The authorities quoted in newspaper articles reflect almost unanimous support for this type of community surveillance. As the Human Relations Officer at the Office of Syariah Law in Banda Aceh stated in a Serambi Indonesia article of 5 June 2008, ‘violations can be minimised if all citizens are proactive’.

The promotion of community surveillance comes at a time when funding for the WH is very limited. As a result, many of their efforts have shifted away from enforcement to raising awareness and promoting surveillance at the village level.

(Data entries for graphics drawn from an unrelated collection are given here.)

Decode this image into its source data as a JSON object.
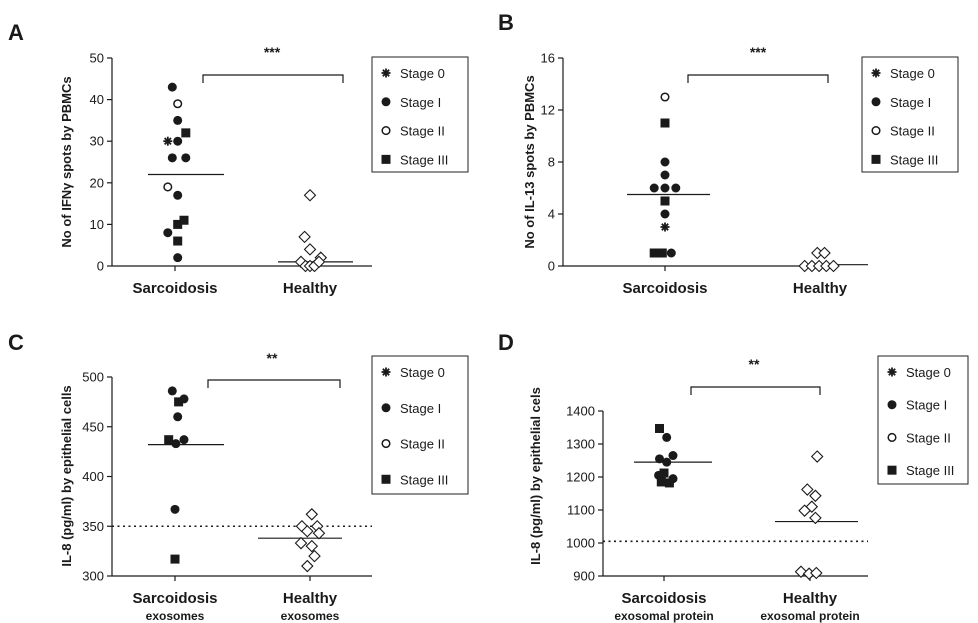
{
  "chart_data": [
    {
      "panel": "A",
      "type": "scatter",
      "ylabel": "No of IFNγ spots by PBMCs",
      "ylim": [
        0,
        50
      ],
      "yticks": [
        0,
        10,
        20,
        30,
        40,
        50
      ],
      "categories": [
        {
          "label": "Sarcoidosis",
          "sub": ""
        },
        {
          "label": "Healthy",
          "sub": ""
        }
      ],
      "significance": "***",
      "legend": [
        "Stage 0",
        "Stage I",
        "Stage II",
        "Stage III"
      ],
      "groups": [
        {
          "median": 22,
          "points": [
            {
              "stage": 1,
              "v": 43,
              "o": -0.3
            },
            {
              "stage": 2,
              "v": 39,
              "o": 0.3
            },
            {
              "stage": 1,
              "v": 35,
              "o": 0.3
            },
            {
              "stage": 3,
              "v": 32,
              "o": 1.2
            },
            {
              "stage": 0,
              "v": 30,
              "o": -0.8
            },
            {
              "stage": 1,
              "v": 30,
              "o": 0.3
            },
            {
              "stage": 1,
              "v": 26,
              "o": -0.3
            },
            {
              "stage": 1,
              "v": 26,
              "o": 1.2
            },
            {
              "stage": 2,
              "v": 19,
              "o": -0.8
            },
            {
              "stage": 1,
              "v": 17,
              "o": 0.3
            },
            {
              "stage": 3,
              "v": 11,
              "o": 1.0
            },
            {
              "stage": 3,
              "v": 10,
              "o": 0.3
            },
            {
              "stage": 1,
              "v": 8,
              "o": -0.8
            },
            {
              "stage": 3,
              "v": 6,
              "o": 0.3
            },
            {
              "stage": 1,
              "v": 2,
              "o": 0.3
            }
          ]
        },
        {
          "median": 1,
          "points": [
            {
              "stage": 4,
              "v": 17,
              "o": 0
            },
            {
              "stage": 4,
              "v": 7,
              "o": -0.6
            },
            {
              "stage": 4,
              "v": 4,
              "o": 0
            },
            {
              "stage": 4,
              "v": 2,
              "o": 1.2
            },
            {
              "stage": 4,
              "v": 1,
              "o": -1.0
            },
            {
              "stage": 4,
              "v": 0,
              "o": -0.5
            },
            {
              "stage": 4,
              "v": 0,
              "o": 0
            },
            {
              "stage": 4,
              "v": 0,
              "o": 0.5
            },
            {
              "stage": 4,
              "v": 1,
              "o": 1.0
            }
          ]
        }
      ]
    },
    {
      "panel": "B",
      "type": "scatter",
      "ylabel": "No of IL-13 spots by PBMCs",
      "ylim": [
        0,
        16
      ],
      "yticks": [
        0,
        4,
        8,
        12,
        16
      ],
      "categories": [
        {
          "label": "Sarcoidosis",
          "sub": ""
        },
        {
          "label": "Healthy",
          "sub": ""
        }
      ],
      "significance": "***",
      "legend": [
        "Stage 0",
        "Stage I",
        "Stage II",
        "Stage III"
      ],
      "groups": [
        {
          "median": 5.5,
          "points": [
            {
              "stage": 2,
              "v": 13,
              "o": 0
            },
            {
              "stage": 3,
              "v": 11,
              "o": 0
            },
            {
              "stage": 1,
              "v": 8,
              "o": 0
            },
            {
              "stage": 1,
              "v": 7,
              "o": 0
            },
            {
              "stage": 1,
              "v": 6,
              "o": -1.2
            },
            {
              "stage": 1,
              "v": 6,
              "o": 0
            },
            {
              "stage": 1,
              "v": 6,
              "o": 1.2
            },
            {
              "stage": 3,
              "v": 5,
              "o": 0
            },
            {
              "stage": 1,
              "v": 4,
              "o": 0
            },
            {
              "stage": 0,
              "v": 3,
              "o": 0
            },
            {
              "stage": 3,
              "v": 1,
              "o": -1.2
            },
            {
              "stage": 3,
              "v": 1,
              "o": -0.3
            },
            {
              "stage": 1,
              "v": 1,
              "o": 0.7
            }
          ]
        },
        {
          "median": 0.1,
          "points": [
            {
              "stage": 4,
              "v": 1,
              "o": -0.3
            },
            {
              "stage": 4,
              "v": 1,
              "o": 0.5
            },
            {
              "stage": 4,
              "v": 0,
              "o": -1.7
            },
            {
              "stage": 4,
              "v": 0,
              "o": -0.9
            },
            {
              "stage": 4,
              "v": 0,
              "o": -0.1
            },
            {
              "stage": 4,
              "v": 0,
              "o": 0.7
            },
            {
              "stage": 4,
              "v": 0,
              "o": 1.5
            }
          ]
        }
      ]
    },
    {
      "panel": "C",
      "type": "scatter",
      "ylabel": "IL-8 (pg/ml) by epithelial cells",
      "ylim": [
        300,
        500
      ],
      "yticks": [
        300,
        350,
        400,
        450,
        500
      ],
      "dotted": 350,
      "categories": [
        {
          "label": "Sarcoidosis",
          "sub": "exosomes"
        },
        {
          "label": "Healthy",
          "sub": "exosomes"
        }
      ],
      "significance": "**",
      "legend": [
        "Stage 0",
        "Stage I",
        "Stage II",
        "Stage III"
      ],
      "groups": [
        {
          "median": 432,
          "points": [
            {
              "stage": 1,
              "v": 486,
              "o": -0.3
            },
            {
              "stage": 1,
              "v": 478,
              "o": 1.0
            },
            {
              "stage": 3,
              "v": 475,
              "o": 0.4
            },
            {
              "stage": 1,
              "v": 460,
              "o": 0.3
            },
            {
              "stage": 3,
              "v": 437,
              "o": -0.7
            },
            {
              "stage": 1,
              "v": 433,
              "o": 0.1
            },
            {
              "stage": 1,
              "v": 437,
              "o": 1.0
            },
            {
              "stage": 1,
              "v": 367,
              "o": 0
            },
            {
              "stage": 3,
              "v": 317,
              "o": 0
            }
          ]
        },
        {
          "median": 338,
          "points": [
            {
              "stage": 4,
              "v": 362,
              "o": 0.2
            },
            {
              "stage": 4,
              "v": 350,
              "o": -0.9
            },
            {
              "stage": 4,
              "v": 350,
              "o": 0.8
            },
            {
              "stage": 4,
              "v": 345,
              "o": -0.3
            },
            {
              "stage": 4,
              "v": 343,
              "o": 1.0
            },
            {
              "stage": 4,
              "v": 333,
              "o": -1.0
            },
            {
              "stage": 4,
              "v": 330,
              "o": 0.2
            },
            {
              "stage": 4,
              "v": 320,
              "o": 0.5
            },
            {
              "stage": 4,
              "v": 310,
              "o": -0.3
            }
          ]
        }
      ]
    },
    {
      "panel": "D",
      "type": "scatter",
      "ylabel": "IL-8 (pg/ml) by epithelial cels",
      "ylim": [
        900,
        1400
      ],
      "yticks": [
        900,
        1000,
        1100,
        1200,
        1300,
        1400
      ],
      "dotted": 1005,
      "categories": [
        {
          "label": "Sarcoidosis",
          "sub": "exosomal protein"
        },
        {
          "label": "Healthy",
          "sub": "exosomal protein"
        }
      ],
      "significance": "**",
      "legend": [
        "Stage 0",
        "Stage I",
        "Stage II",
        "Stage III"
      ],
      "groups": [
        {
          "median": 1245,
          "points": [
            {
              "stage": 3,
              "v": 1347,
              "o": -0.5
            },
            {
              "stage": 1,
              "v": 1320,
              "o": 0.3
            },
            {
              "stage": 1,
              "v": 1265,
              "o": 1.0
            },
            {
              "stage": 1,
              "v": 1255,
              "o": -0.5
            },
            {
              "stage": 1,
              "v": 1245,
              "o": 0.3
            },
            {
              "stage": 3,
              "v": 1212,
              "o": 0
            },
            {
              "stage": 1,
              "v": 1205,
              "o": -0.6
            },
            {
              "stage": 1,
              "v": 1195,
              "o": 1.0
            },
            {
              "stage": 3,
              "v": 1185,
              "o": -0.3
            },
            {
              "stage": 3,
              "v": 1182,
              "o": 0.6
            }
          ]
        },
        {
          "median": 1065,
          "points": [
            {
              "stage": 4,
              "v": 1262,
              "o": 0.8
            },
            {
              "stage": 4,
              "v": 1162,
              "o": -0.3
            },
            {
              "stage": 4,
              "v": 1143,
              "o": 0.6
            },
            {
              "stage": 4,
              "v": 1110,
              "o": 0.2
            },
            {
              "stage": 4,
              "v": 1098,
              "o": -0.6
            },
            {
              "stage": 4,
              "v": 1076,
              "o": 0.6
            },
            {
              "stage": 4,
              "v": 913,
              "o": -1.0
            },
            {
              "stage": 4,
              "v": 907,
              "o": -0.1
            },
            {
              "stage": 4,
              "v": 909,
              "o": 0.7
            }
          ]
        }
      ]
    }
  ]
}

In Banda Aceh, the guilt for khalwat crimes is often assumed to lie with outsiders - university students who come to the capital from elsewhere in the province for their studies, or ‘orang kampung’ (villagers) who come looking for work. This emphasis not only implies that the moral stain is from outside the community in question, but it also justifies vigilante actions as a way of protecting the local community.

It is also often the unrestrained sexuality of the woman that is seen as the reason for cases of khalwat. Women connected to khalwat cases are often described in very sexualised terms, emphasising their improper appearance or describing them as ‘naughty’. A WH officer in North Aceh said in a Serambi Indonesia article of 1 June 2008, that he hoped ‘citizens who have young, female children can watch over [these girls] more strictly so that religiously prohibited acts will no longer be committed’.

What seems to be common in informal conversations and newspaper articles alike is a focus on the immorality, but not the illegality, of khalwat. This distinction is important, because it is the focus on morality that promotes vigilantism, even though it is clearly prohibited by the legislation on khalwat in Aceh. Although it remains unclear what the implications of promoting vigilantism might be, this type of action potentially undermines the development of the democratic process in Aceh because it validates and encourages informal and often illegal forms of law enforcement.

Meanwhile, back on the Darussalam campuses, student life seems to be continuing as usual. Couples still spend their afternoons along the field, pretending to watch football. Every so often, I catch sight of a bold young couple who dare to hold hands. But generally, a strict distance is kept, as no-one ever knows when watchful eyes will see something that inspires vigilante action.